Unit 4

True and False Sharing

TODO

Principles of Parallel Algorithm Design

Granularity

Granularity is task size (amount of computation)
Depending on the number of tasks for the same problem size
- Fine-grained decomposition - large number of tasks
- Coarse grained decomposition - small number of tasks
Granularity for dense matrix-vector product
- fine-grain: each task represents an individual element in y
- coarser-grain: each task computes 3 elements in y

Degree of Concurrency

The number of tasks that can be executed in parallel
May change over program execution
Metrics:
- Maximum degree of concurrency = - Maximum number of concurrent tasks at any point during execution
- Average degree of concurrency
  - The average number of tasks that can be processed in parallel over the execution of the program
  - Speedup: serial_execution_time/parallel_execution_time
Inverse relationship of DoC and task granularity

Critical Path Length

Critical Path - The longest weighted path throughout the graph
Critical Path Length- Shortest time in which program can be executed in parallel

Limits of Parallel Performance

What bounds parallel execution time?
- minimum task granularity
- e.g. dense matrix-vector multiplication ≤ n2 concurrent tasks
- fraction of application work that can’t be parallelized
dependencies between tasks
parallelization overheads
- e.g., cost of communication between tasks
Measures of parallel performance
- speedup = T1/Tp – parallel efficiency = T1/(pTp)

OPEN MP API

OpenMP (Open Multi-Processing) is an application programming interface (API) that supports multi-platform shared-memory multiprocessing programming in C, C++, and Fortran, on many platforms, instruction-set architectures and operating systems, including Solaris, AIX, FreeBSD, HP-UX, Linux, macOS, and Windows. It consists of a set of compiler directives, library routines, and environment variables that influence run-time behavior.

Shared Memory Model
Directive Based
Easier to program & debug
Supported by gcc4.2 & higher
Open specifications for Multi Processing, based on a thread paradigm.
Introduced in 1997 by OpenMP Architecture Review Board
- v1.0-1997, v2.0-2005,v3.0-2008,v4.0-2013, v5.0 - Nov 2018.
- V5.1 released in Nov 2020 with enhancements handling interactions with non-OpenMP device accelerators like CUDA streams, HIP or OpenCL
3 primary component (Compiler Directives, Runtime Library Routines, Environment Variables).
- Extensions for Fortran, C, C++

OMP Programming Model

Shared Memory, Thread Based Parallelism.
Explicit Parallelism.
Fork-Join Model
- Execution starts with one thread – master thread.
- Parallel regions fork off new threads on entry – team thread.
- Thread join back together at the end of the region – only master thread continues.

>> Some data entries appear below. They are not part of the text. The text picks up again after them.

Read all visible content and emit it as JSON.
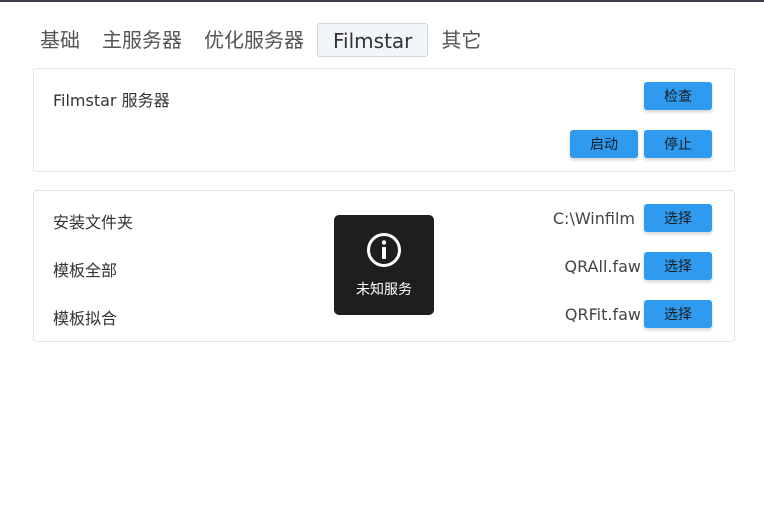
{
  "tabs": [
    {
      "label": "基础"
    },
    {
      "label": "主服务器"
    },
    {
      "label": "优化服务器"
    },
    {
      "label": "Filmstar",
      "active": true
    },
    {
      "label": "其它"
    }
  ],
  "server": {
    "title": "Filmstar 服务器",
    "check_label": "检查",
    "start_label": "启动",
    "stop_label": "停止"
  },
  "settings": {
    "rows": [
      {
        "label": "安装文件夹",
        "value": "C:\\Winfilm",
        "button": "选择"
      },
      {
        "label": "模板全部",
        "value": "QRAll.faw",
        "button": "选择"
      },
      {
        "label": "模板拟合",
        "value": "QRFit.faw",
        "button": "选择"
      }
    ]
  },
  "toast": {
    "icon": "info-icon",
    "message": "未知服务"
  },
  "colors": {
    "accent": "#2e9bf0",
    "toast_bg": "#1e1e1e",
    "border": "#e1e4e8"
  }
}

OMP Programming Model : OpenMP is a shared memory model.

Workload is distributed between threads
Variables can be
- shared among all threads
- duplicated for each thread
Threads communicate by sharing variables
Unintended sharing of data can lead to race conditions:
- race condition: when the program’s outcome changes as the threads are scheduled differently.
To control race conditions:
- Use synchronization to protect data conflicts.
Careless use of synchronization can lead to dead-locks

OpenMP Directives (extra, not from syllabus)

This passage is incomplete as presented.